Inscrites sur la liste représentative du patrimoine culturel immatériel de l’humanité de l’UNESCO, les Ostentions limousines, grandes fêtes religieuses et populaires, débuteront le 28 mars 2016, lundi de Pâques, et se clôtureront le 13 novembre. Mgr Kalist, évêque de Limoges, propose d’en faire un temps fort de conversion.
Vous êtes arrivé dans ce diocèse au moment de la dernière édition de ces Ostensions septennales. Qu’est-ce qui vous a frappé dans ces manifestations?
Nommé évêque le 25 mars 2009 mais ordonné le 17 mai, j’ai pris les choses en cours de route dans la mesure où les cérémonies commencent au tout début du printemps. Ce sont de beaux événements dont je garde un souvenir assez éblouissant. J’arrivais du Berry, une région voisine et cependant bien différente où, en tant que curé de paroisses, j’avais eu l’occasion de célébrer nombre de fêtes viticoles, agricoles ainsi que de saints locaux, mais toujours dans le cadre particulier d’une commune ou d’une corporation et jamais avec la présence des reliques. Or en Limousin, si les rites locaux peuvent être différents et la participation variable, la fête des uns se transporte chez les autres. C’est une fête plurielle qui draine de grandes foules et rassemble très largement en bousculant les clivages (sociaux, religieux..). Le mot « ostension » vient du latin ostendere qui signifie montrer : on processionne donc avec les reliques des saints. Grâce au travail des historiens, j’ai du reste appris beaucoup de choses sur ce culte des reliques assez nouveau pour moi et dont je peux témoigner qu’un très grand soin est pris, tant pour les conserver que pour les authentifier.
Quel est le rôle de l’Église dans l’organisation des Ostensions ?
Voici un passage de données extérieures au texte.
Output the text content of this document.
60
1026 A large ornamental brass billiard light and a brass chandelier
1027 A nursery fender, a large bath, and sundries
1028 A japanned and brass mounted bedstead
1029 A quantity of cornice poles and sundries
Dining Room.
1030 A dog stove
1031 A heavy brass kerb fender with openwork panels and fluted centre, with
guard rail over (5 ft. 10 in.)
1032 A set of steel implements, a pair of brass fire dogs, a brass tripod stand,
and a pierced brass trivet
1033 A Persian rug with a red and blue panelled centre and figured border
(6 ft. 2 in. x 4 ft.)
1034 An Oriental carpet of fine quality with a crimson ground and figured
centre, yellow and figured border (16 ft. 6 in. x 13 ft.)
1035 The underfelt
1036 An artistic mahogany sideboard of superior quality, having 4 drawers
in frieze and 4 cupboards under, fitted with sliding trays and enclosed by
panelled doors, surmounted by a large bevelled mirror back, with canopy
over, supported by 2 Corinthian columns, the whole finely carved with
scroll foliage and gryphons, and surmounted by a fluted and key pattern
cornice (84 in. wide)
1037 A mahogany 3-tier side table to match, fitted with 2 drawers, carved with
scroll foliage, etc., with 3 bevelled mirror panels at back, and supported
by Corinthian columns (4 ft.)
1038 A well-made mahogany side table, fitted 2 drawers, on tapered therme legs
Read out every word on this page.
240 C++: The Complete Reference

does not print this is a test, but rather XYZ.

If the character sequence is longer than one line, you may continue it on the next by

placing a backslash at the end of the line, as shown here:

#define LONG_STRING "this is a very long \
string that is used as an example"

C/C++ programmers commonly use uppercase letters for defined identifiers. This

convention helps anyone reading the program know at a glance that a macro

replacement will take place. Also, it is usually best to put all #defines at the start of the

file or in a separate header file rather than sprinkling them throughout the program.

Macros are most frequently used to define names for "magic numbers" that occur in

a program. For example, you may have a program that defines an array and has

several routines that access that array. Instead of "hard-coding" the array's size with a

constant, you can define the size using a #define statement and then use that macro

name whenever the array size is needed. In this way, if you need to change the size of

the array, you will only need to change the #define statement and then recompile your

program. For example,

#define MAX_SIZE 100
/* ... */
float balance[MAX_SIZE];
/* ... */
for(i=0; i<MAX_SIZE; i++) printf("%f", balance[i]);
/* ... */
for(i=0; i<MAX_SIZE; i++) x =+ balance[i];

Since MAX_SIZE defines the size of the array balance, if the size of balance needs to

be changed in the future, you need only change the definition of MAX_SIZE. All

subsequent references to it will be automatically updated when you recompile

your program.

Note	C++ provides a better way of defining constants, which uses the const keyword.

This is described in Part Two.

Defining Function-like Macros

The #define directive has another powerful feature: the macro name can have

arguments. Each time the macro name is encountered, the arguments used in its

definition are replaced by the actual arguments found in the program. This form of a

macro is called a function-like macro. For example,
L’Église est l’un des trois acteurs majeurs qui interagissent de manière la plus équilibrée possible. Le clergé catholique les légitime et leur donne une certaine orientation évangélique. Les Confréries (associations séculaires dont certaines remontent au Moyen Age) et les comités (créés pour les besoins de l’événement), sont détenteurs de la tradition et de la norme. « Gardiens du Temple et de ce qui est dans le temple », elles et ils ont un rôle clé dans la préparation pratique (finances, liens avec une société civile globalement bienveillante…). Quant au peuple, il se mobilise de façon étonnante qui pour préparer des décors, qui pour être interpréter une scène biblique. C’est ainsi qu’à Saint-Junien (photo), une procession-spectacle réunit pas moins de 1000 figurants !
Comment éviter de donner hors Église une image de la dévotion populaire qui ne se résume pas à un certain « folklore » ?
C’est évident qu’il existe une ambiguïté entre le culturel et le cultuel et que ce rapport central aux reliques n’est pas la fin ultime de la pratique chrétienne. C’est pourquoi elle doit être accompagnée d’une proposition d’évangélisation. D’où ma lettre pastorale, « Un peuple en marche », parue à la Toussaint 2014 et ce nouveau texte « Ostensions 2016, un chemin de guérison ».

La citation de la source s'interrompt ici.